PSN-L Email List Message
Subject: Re: Springs for Verticals
From: Ben Bradley benbradley@...............
Date: Mon, 04 Jun 2007 17:39:01 -0500
> Hi Everyone, I wanted to ask some questions about choosing a spring for a vertical spring sensor.
> Pictures three situations, three different springs being pulled straight down by a mass. No triangular modifications, just straight down.
> 1 One is a strong spring like a screen door spring, pulled down by a large mass.
> 2 One is a weak spring being pulled down by very little mass.
> 3 One is a rubber band being pulled down by a small mass.
> Just for comparisons, say they all had the same period of 1.5 seconds.

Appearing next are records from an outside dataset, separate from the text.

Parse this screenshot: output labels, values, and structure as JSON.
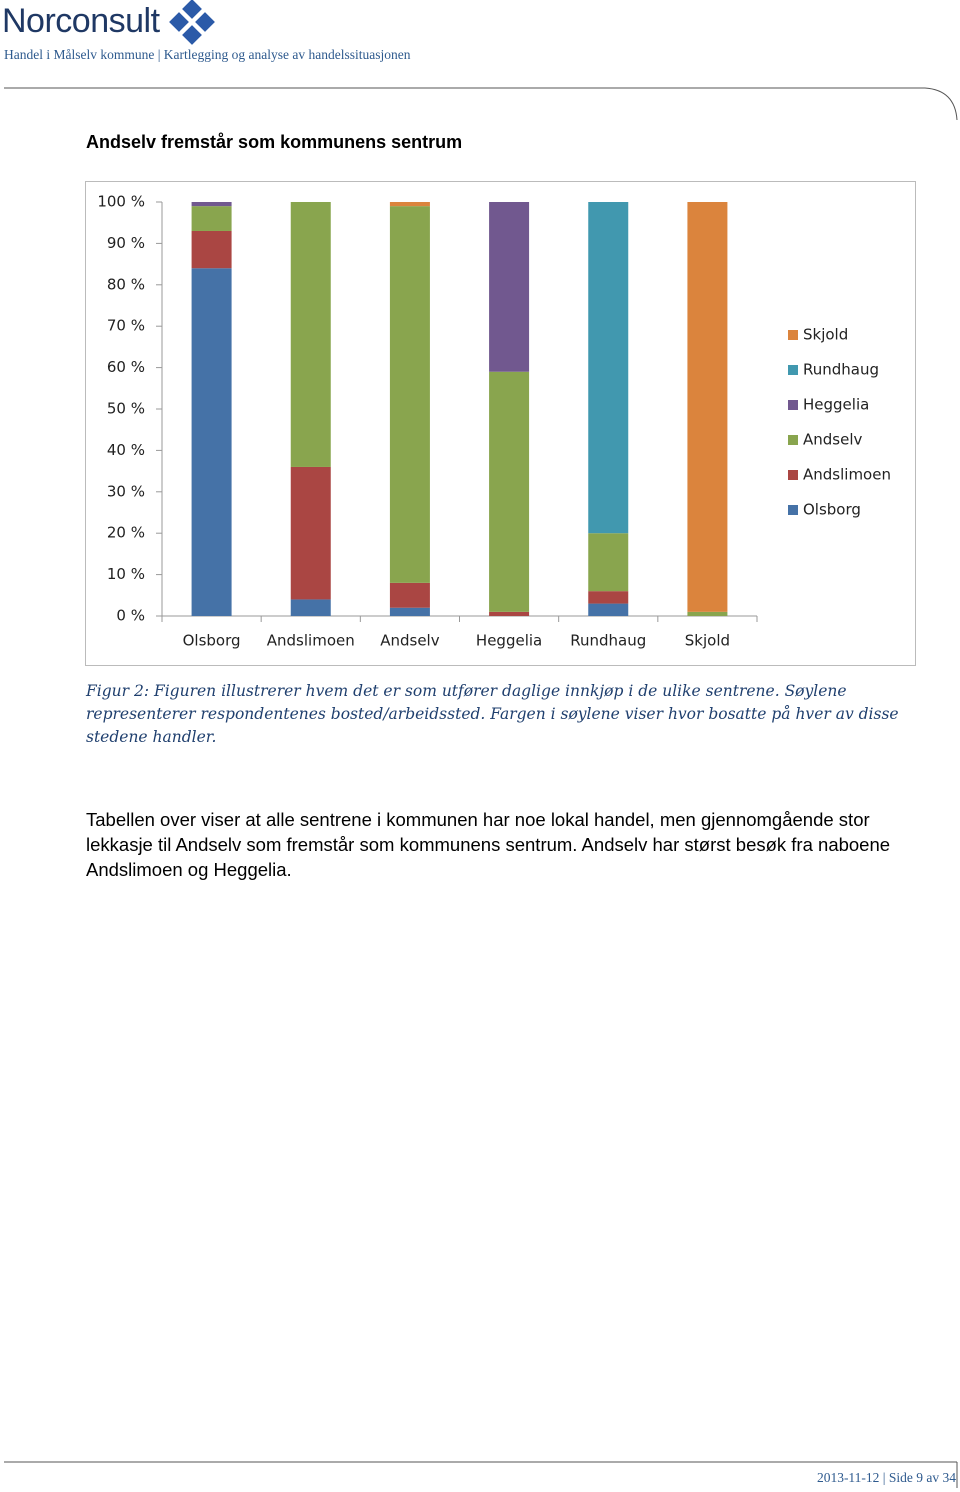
{
  "header": {
    "logo": "Norconsult",
    "subtitle": "Handel i Målselv kommune | Kartlegging og analyse av handelssituasjonen"
  },
  "heading": "Andselv fremstår som kommunens sentrum",
  "chart_data": {
    "type": "stacked_bar",
    "categories": [
      "Olsborg",
      "Andslimoen",
      "Andselv",
      "Heggelia",
      "Rundhaug",
      "Skjold"
    ],
    "series": [
      {
        "name": "Olsborg",
        "color": "#4572a7",
        "values": [
          84,
          4,
          2,
          0,
          3,
          0
        ]
      },
      {
        "name": "Andslimoen",
        "color": "#aa4643",
        "values": [
          9,
          32,
          6,
          1,
          3,
          0
        ]
      },
      {
        "name": "Andselv",
        "color": "#89a54e",
        "values": [
          6,
          64,
          91,
          58,
          14,
          1
        ]
      },
      {
        "name": "Heggelia",
        "color": "#71588f",
        "values": [
          1,
          0,
          0,
          41,
          0,
          0
        ]
      },
      {
        "name": "Rundhaug",
        "color": "#4198af",
        "values": [
          0,
          0,
          0,
          0,
          80,
          0
        ]
      },
      {
        "name": "Skjold",
        "color": "#db843d",
        "values": [
          0,
          0,
          1,
          0,
          0,
          99
        ]
      }
    ],
    "ylim": [
      0,
      100
    ],
    "yticks": [
      {
        "value": 0,
        "label": "0 %"
      },
      {
        "value": 10,
        "label": "10 %"
      },
      {
        "value": 20,
        "label": "20 %"
      },
      {
        "value": 30,
        "label": "30 %"
      },
      {
        "value": 40,
        "label": "40 %"
      },
      {
        "value": 50,
        "label": "50 %"
      },
      {
        "value": 60,
        "label": "60 %"
      },
      {
        "value": 70,
        "label": "70 %"
      },
      {
        "value": 80,
        "label": "80 %"
      },
      {
        "value": 90,
        "label": "90 %"
      },
      {
        "value": 100,
        "label": "100 %"
      }
    ],
    "legend": "right"
  },
  "caption": "Figur 2: Figuren illustrerer hvem det er som utfører daglige innkjøp i de ulike sentrene. Søylene representerer respondentenes bosted/arbeidssted. Fargen i søylene viser hvor bosatte på hver av disse stedene handler.",
  "paragraph": "Tabellen over viser at alle sentrene i kommunen har noe lokal handel, men gjennomgående stor lekkasje til Andselv som fremstår som kommunens sentrum. Andselv har størst besøk fra naboene Andslimoen og Heggelia.",
  "footer": "2013-11-12 | Side 9 av 34"
}
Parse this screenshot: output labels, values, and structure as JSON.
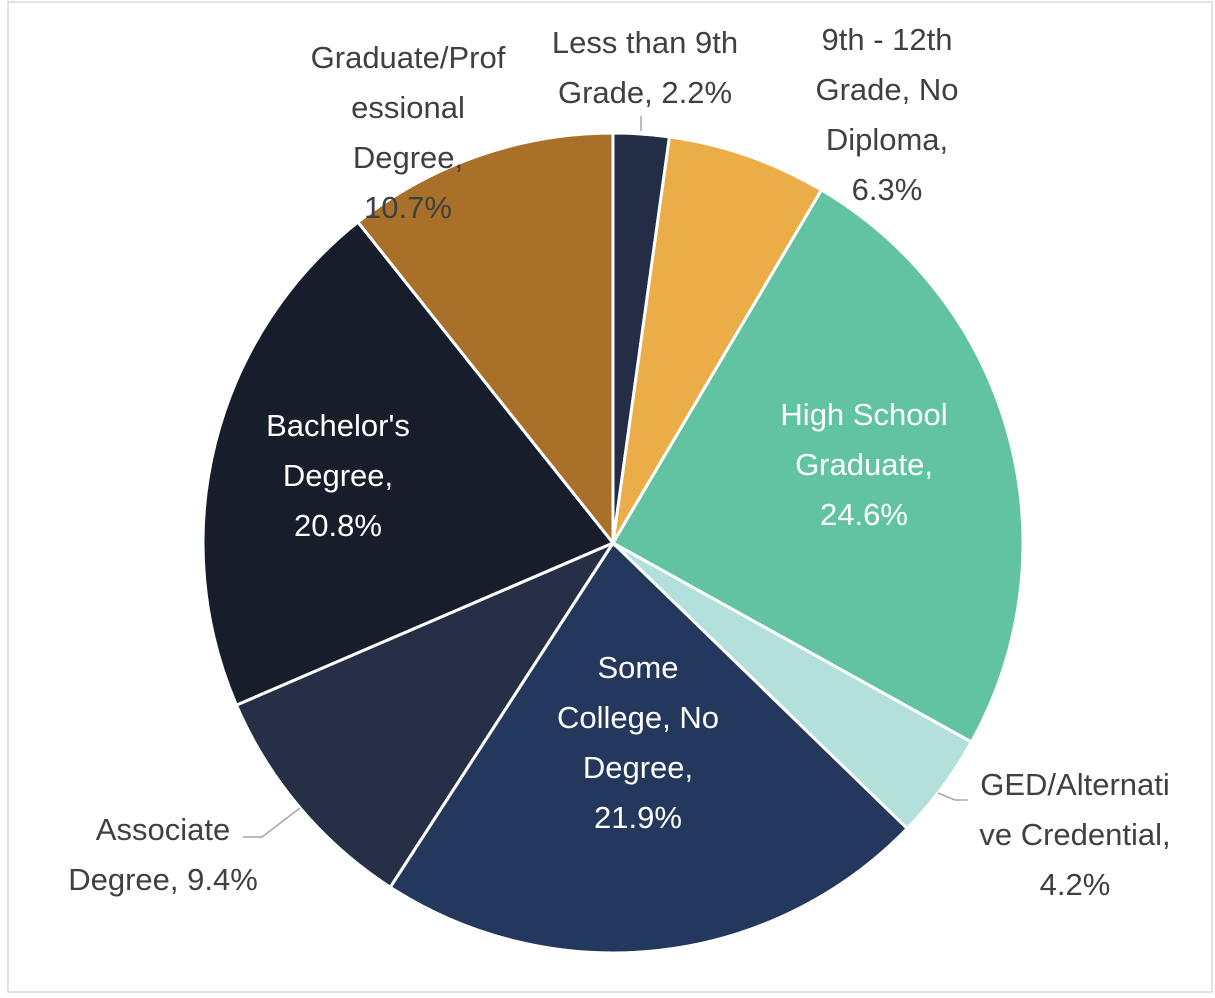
{
  "chart_data": {
    "type": "pie",
    "values": [
      2.2,
      6.3,
      24.6,
      4.2,
      21.9,
      9.4,
      20.8,
      10.7
    ],
    "value_labels": [
      [
        "Less than 9th",
        "Grade, 2.2%"
      ],
      [
        "9th - 12th",
        "Grade, No",
        "Diploma,",
        "6.3%"
      ],
      [
        "High School",
        "Graduate,",
        "24.6%"
      ],
      [
        "GED/Alternati",
        "ve Credential,",
        "4.2%"
      ],
      [
        "Some",
        "College, No",
        "Degree,",
        "21.9%"
      ],
      [
        "Associate",
        "Degree, 9.4%"
      ],
      [
        "Bachelor's",
        "Degree,",
        "20.8%"
      ],
      [
        "Graduate/Prof",
        "essional",
        "Degree,",
        "10.7%"
      ]
    ],
    "colors": [
      "#232d45",
      "#ebad48",
      "#61c3a2",
      "#b3e0db",
      "#23385c",
      "#262f45",
      "#181d2b",
      "#a87028"
    ]
  }
}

Is one of the three better for recording earthquakes? Two questions here: Is there an advantage in using a weak spring, or strong spring, if the resulting period is the same. And Secondly is a rubber band spring every used?
I understand that rubber bands are quite temperature sensitive (their
force changes substantially with a change in temperature, many times
more than a steel spring does), and for that reason alone I cannot
imagine a rubber band would work well in a geophone or seismometer. The
effect is so great that it can be put to good use in other devices, as
in The Amateur Scientist column in the April 1971 Scientific American
magazine, titled "Some Delightful Engines Driven By the Heating of
Rubber Bands." You can get a CD of all the Amateur Scientist columns,
which also includes several seismograph designs, at the bottom of this page:
As far as 1 vs. 2, I can't say which one would be better, except to
note that the larger mass/stronger spring combination of 1 would be less
sensitive to air movements (there should be no such air movements in
such a device, but I would still pick the more resistant combination
just in case). Without any other observations or conclusions about which
would be better, I would pick 1 for that reason.
> What prompted the question is seeing how small the spring in a geophones is. Is the idea to have the smallest spring which would move under the smaller stimulus.
For a "portable" device such as a geophone, I would think the idea is
to have the smallest device that does the job. If a larger, more massive
design does the job better in a fixed-location amateur (non-commercial)
device, I would go with the larger design.